"E" OU LA TECHNIQUE DU HARCELEMENT

« E » ou la technique du harcèlement

 

 

 

                                 « Elle ne se montrait pas agressive, déplaisante, ni même raciste – elle était simplement fort surprise. »

 

                                                       (Lauren Bacall)

 

 

 

        Pourquoi certains individus hurlent-ils « E » dans la rue, stigmatisent-ils ainsi une personne sur leur passage, la sifflent-elles dans le dos en expectorant la voyelle, ou interrompent-ils subrepticement une conversation d’un « euh » dépréciatif et non d’hésitation ou d’épuisement ?

        Je me risquai récemment à poser la question à un couple trentenaire qui dinait à la table voisine.

 

        « Savez-vous de quoi on parle lorsqu’il est question, dans la conversation quotidienne, d’un A, d’un B, d’un C ?

         –Je ne vois pas de quoi vous parlez, fit mon premier interlocuteur. Votre question est bizarre.

         –Vous n’avez jamais entendu des gens utiliser ces voyelles et consonnes, en dehors des mots habituels, rythmer leurs phrases ainsi, même d’une façon presque inconsciente ?

–Dans quel dialogue ?

–Vous parlez d’une personne, vous dites qu’elle est C, que votre relation amoureuse a été B… Ca ne vous arrive jamais, ou vous ne l’avez jamais entendu ? »

 

             L’un était un breton, l’autre un parisien originaire de Bretagne, ce qui, tout de même, excentrait et provincialisait le contexte.

 

             Je leur expliquai que j’avais coutume d’entendre énormément de monde glisser A, B, C, D, E, F, dans la conversation ; que ces lettres correspondaient à une floppée de notations dérivées du système anglo-saxon ; A y correspond à l’excellence, F à l’échec.

             C’est ainsi que les usagers de l’alphabet raccourci résument, codifient oralement, la valeur d’un échange verbal, d’une relation humaine, d’une journée de rendement au travail, d’un spectacle, d’une intégration au sein d’un groupe de paroles ; toutes les réputations se confondant, dans un brouhaha de rumeurs, recevoir un A pour la rédaction d’une bonne missive confère plus d’éclat qu’un F à la présidentielle.

 

             « Nous n’en avons jamais entendu parler, répartit l’ami du fond.
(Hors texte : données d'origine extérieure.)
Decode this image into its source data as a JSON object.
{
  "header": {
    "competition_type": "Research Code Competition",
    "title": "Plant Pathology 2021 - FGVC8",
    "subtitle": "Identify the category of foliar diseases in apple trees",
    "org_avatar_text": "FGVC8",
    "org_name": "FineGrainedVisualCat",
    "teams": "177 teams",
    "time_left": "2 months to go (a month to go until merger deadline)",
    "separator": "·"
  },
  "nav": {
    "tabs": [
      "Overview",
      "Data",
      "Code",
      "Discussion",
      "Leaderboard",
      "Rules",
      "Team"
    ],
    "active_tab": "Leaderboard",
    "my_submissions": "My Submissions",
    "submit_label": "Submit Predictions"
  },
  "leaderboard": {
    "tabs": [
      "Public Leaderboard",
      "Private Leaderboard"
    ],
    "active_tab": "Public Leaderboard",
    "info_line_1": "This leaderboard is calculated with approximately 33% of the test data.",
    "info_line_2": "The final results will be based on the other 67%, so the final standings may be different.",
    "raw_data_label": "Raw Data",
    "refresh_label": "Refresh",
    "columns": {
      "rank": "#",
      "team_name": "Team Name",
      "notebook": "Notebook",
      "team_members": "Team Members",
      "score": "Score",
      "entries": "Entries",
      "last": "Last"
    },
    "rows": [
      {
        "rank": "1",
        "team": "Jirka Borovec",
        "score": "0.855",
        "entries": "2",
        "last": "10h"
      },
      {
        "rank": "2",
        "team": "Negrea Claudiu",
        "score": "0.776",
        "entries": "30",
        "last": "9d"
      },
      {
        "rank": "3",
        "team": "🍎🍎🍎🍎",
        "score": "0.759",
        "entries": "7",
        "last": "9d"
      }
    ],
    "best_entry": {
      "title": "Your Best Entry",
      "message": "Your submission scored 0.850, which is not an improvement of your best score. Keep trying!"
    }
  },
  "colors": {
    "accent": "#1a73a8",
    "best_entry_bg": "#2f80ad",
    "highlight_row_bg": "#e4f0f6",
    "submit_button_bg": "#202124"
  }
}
Cela ne se pratique pas.

–C’est peut-être un langage internet ?

–Non…

 –Je ne mets pas de notes à mes relations amoureuses, assura le premier. 
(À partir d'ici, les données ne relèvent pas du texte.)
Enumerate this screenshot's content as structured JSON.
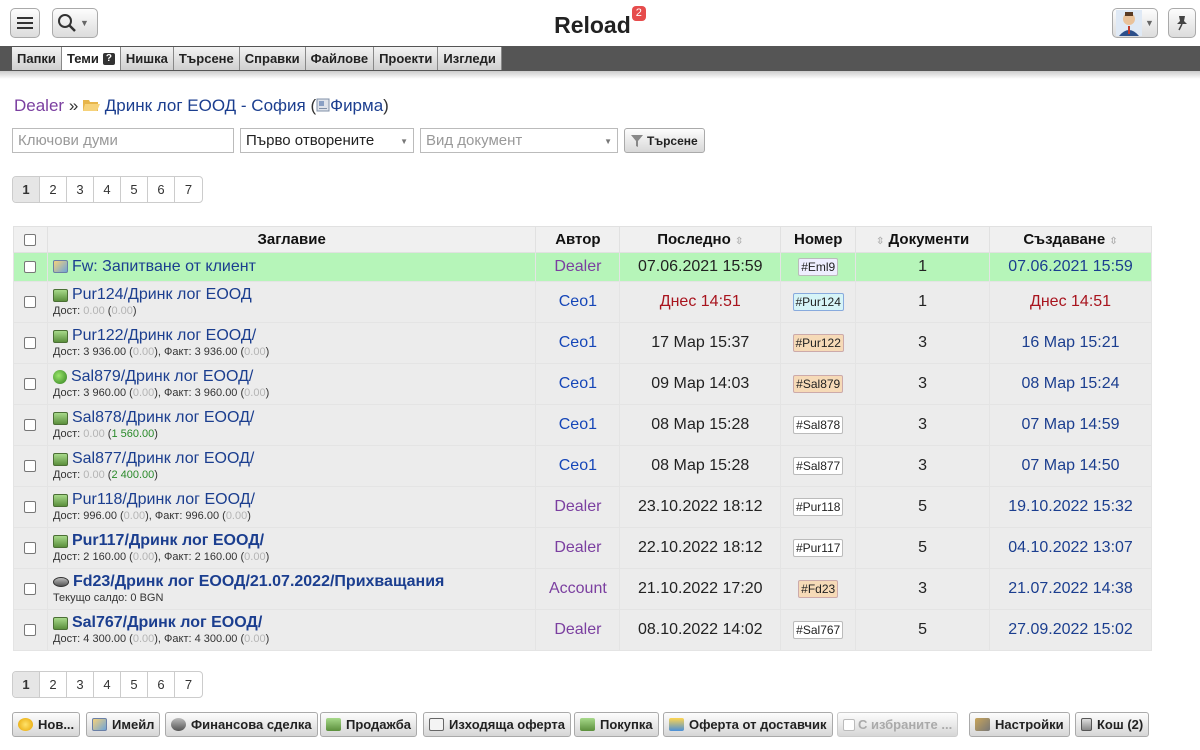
{
  "app": {
    "title": "Reload",
    "notifications": "2"
  },
  "nav": {
    "tabs": [
      {
        "label": "Папки"
      },
      {
        "label": "Теми",
        "help": "?"
      },
      {
        "label": "Нишка"
      },
      {
        "label": "Търсене"
      },
      {
        "label": "Справки"
      },
      {
        "label": "Файлове"
      },
      {
        "label": "Проекти"
      },
      {
        "label": "Изгледи"
      }
    ]
  },
  "breadcrumb": {
    "owner": "Dealer",
    "separator": "»",
    "company": "Дринк лог ЕООД - София",
    "type_open": "(",
    "type": "Фирма",
    "type_close": ")"
  },
  "filters": {
    "keywords_placeholder": "Ключови думи",
    "order_value": "Първо отворените",
    "doctype_placeholder": "Вид документ",
    "search_label": "Търсене"
  },
  "pager": {
    "pages": [
      "1",
      "2",
      "3",
      "4",
      "5",
      "6",
      "7"
    ],
    "current": "1"
  },
  "table": {
    "headers": {
      "title": "Заглавие",
      "author": "Автор",
      "last": "Последно",
      "number": "Номер",
      "documents": "Документи",
      "created": "Създаване"
    },
    "rows": [
      {
        "icon": "mail-icon",
        "title": "Fw: Запитване от клиент",
        "sub": [],
        "author": "Dealer",
        "last": "07.06.2021 15:59",
        "number": "#Eml9",
        "docs": "1",
        "created": "07.06.2021 15:59"
      },
      {
        "icon": "cart-icon",
        "title": "Pur124/Дринк лог ЕООД",
        "sub": [
          [
            "Дост: ",
            ""
          ],
          [
            "0.00",
            "mut"
          ],
          [
            " (",
            ""
          ],
          [
            "0.00",
            "mut"
          ],
          [
            ")",
            ""
          ]
        ],
        "author": "Ceo1",
        "last": "Днес 14:51",
        "number": "#Pur124",
        "docs": "1",
        "created": "Днес 14:51"
      },
      {
        "icon": "cart-icon",
        "title": "Pur122/Дринк лог ЕООД/",
        "sub": [
          [
            "Дост: 3 936.00 (",
            ""
          ],
          [
            "0.00",
            "mut"
          ],
          [
            "), Факт: 3 936.00 (",
            ""
          ],
          [
            "0.00",
            "mut"
          ],
          [
            ")",
            ""
          ]
        ],
        "author": "Ceo1",
        "last": "17 Мар 15:37",
        "number": "#Pur122",
        "docs": "3",
        "created": "16 Мар 15:21"
      },
      {
        "icon": "sale-icon",
        "title": "Sal879/Дринк лог ЕООД/",
        "sub": [
          [
            "Дост: 3 960.00 (",
            ""
          ],
          [
            "0.00",
            "mut"
          ],
          [
            "), Факт: 3 960.00 (",
            ""
          ],
          [
            "0.00",
            "mut"
          ],
          [
            ")",
            ""
          ]
        ],
        "author": "Ceo1",
        "last": "09 Мар 14:03",
        "number": "#Sal879",
        "docs": "3",
        "created": "08 Мар 15:24"
      },
      {
        "icon": "cart-icon",
        "title": "Sal878/Дринк лог ЕООД/",
        "sub": [
          [
            "Дост: ",
            ""
          ],
          [
            "0.00",
            "mut"
          ],
          [
            " (",
            ""
          ],
          [
            "1 560.00",
            "grn"
          ],
          [
            ")",
            ""
          ]
        ],
        "author": "Ceo1",
        "last": "08 Мар 15:28",
        "number": "#Sal878",
        "docs": "3",
        "created": "07 Мар 14:59"
      },
      {
        "icon": "cart-icon",
        "title": "Sal877/Дринк лог ЕООД/",
        "sub": [
          [
            "Дост: ",
            ""
          ],
          [
            "0.00",
            "mut"
          ],
          [
            " (",
            ""
          ],
          [
            "2 400.00",
            "grn"
          ],
          [
            ")",
            ""
          ]
        ],
        "author": "Ceo1",
        "last": "08 Мар 15:28",
        "number": "#Sal877",
        "docs": "3",
        "created": "07 Мар 14:50"
      },
      {
        "icon": "cart-icon",
        "title": "Pur118/Дринк лог ЕООД/",
        "sub": [
          [
            "Дост: 996.00 (",
            ""
          ],
          [
            "0.00",
            "mut"
          ],
          [
            "), Факт: 996.00 (",
            ""
          ],
          [
            "0.00",
            "mut"
          ],
          [
            ")",
            ""
          ]
        ],
        "author": "Dealer",
        "last": "23.10.2022 18:12",
        "number": "#Pur118",
        "docs": "5",
        "created": "19.10.2022 15:32"
      },
      {
        "icon": "cart-icon",
        "title": "Pur117/Дринк лог ЕООД/",
        "bold": true,
        "sub": [
          [
            "Дост: 2 160.00 (",
            ""
          ],
          [
            "0.00",
            "mut"
          ],
          [
            "), Факт: 2 160.00 (",
            ""
          ],
          [
            "0.00",
            "mut"
          ],
          [
            ")",
            ""
          ]
        ],
        "author": "Dealer",
        "last": "22.10.2022 18:12",
        "number": "#Pur117",
        "docs": "5",
        "created": "04.10.2022 13:07"
      },
      {
        "icon": "finance-icon",
        "title": "Fd23/Дринк лог ЕООД/21.07.2022/Прихващания",
        "bold": true,
        "sub": [
          [
            "Текущо салдо: 0 BGN",
            ""
          ]
        ],
        "author": "Account",
        "last": "21.10.2022 17:20",
        "number": "#Fd23",
        "docs": "3",
        "created": "21.07.2022 14:38"
      },
      {
        "icon": "cart-icon",
        "title": "Sal767/Дринк лог ЕООД/",
        "bold": true,
        "sub": [
          [
            "Дост: 4 300.00 (",
            ""
          ],
          [
            "0.00",
            "mut"
          ],
          [
            "), Факт: 4 300.00 (",
            ""
          ],
          [
            "0.00",
            "mut"
          ],
          [
            ")",
            ""
          ]
        ],
        "author": "Dealer",
        "last": "08.10.2022 14:02",
        "number": "#Sal767",
        "docs": "5",
        "created": "27.09.2022 15:02"
      }
    ]
  },
  "toolbar": {
    "new": "Нов...",
    "email": "Имейл",
    "finance": "Финансова сделка",
    "sale": "Продажба",
    "offer_out": "Изходяща оферта",
    "purchase": "Покупка",
    "offer_supplier": "Оферта от доставчик",
    "with_selected": "С избраните ...",
    "settings": "Настройки",
    "trash": "Кош (2)"
  },
  "colors": {
    "highlight_row": "#b6f5b9",
    "link": "#1b3e8f",
    "dealer": "#7b3fa0",
    "today": "#a8141e",
    "nav_bar": "#555555"
  }
}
–Tant mieux, fis-je, c’est rassurant ! ».

 

             Or je subissais des ennuis au travail. Une syndicaliste, à qui je confiai mon dossier, me glissa à l’oreille :

 

             « Tu as pris  E, on se fout de toi. »

 

             Mes ennuis se précisèrent. Sous le E, vous agissez au rabais, sans que les professeurs n’aient à se justifier. On formule ce qui a fait des générations d’aigris, travailleurs peu complimentés, êtres à jamais insatisfaisants, et qui refusent ensuite, par un orgueil tardif, lorsqu’il vient, le compliment. Le E est un verdict qui admet un être humain ontologiquement nul ; le E correspond, non à une phrase, non à une pensée, mais à un point ; début égal fin.

 

             Pourquoi les français n’en parlent-ils pas ? Parce qu’ouvertement, la notation anglo-saxonne leur fait honte. « C’est juste un truc entre nous, pour nous repérer », m’avoua une collègue qui en avait besoin pour une liste d’admissions d’élèves.

 

             Je me retournai lors d’un office synagogal, et découvrit le visage de deux femmes délicates et poivrées qui m’approchèrent en ces mots :

             « Cette façon de dire E… E… E… C’est  pas terrible.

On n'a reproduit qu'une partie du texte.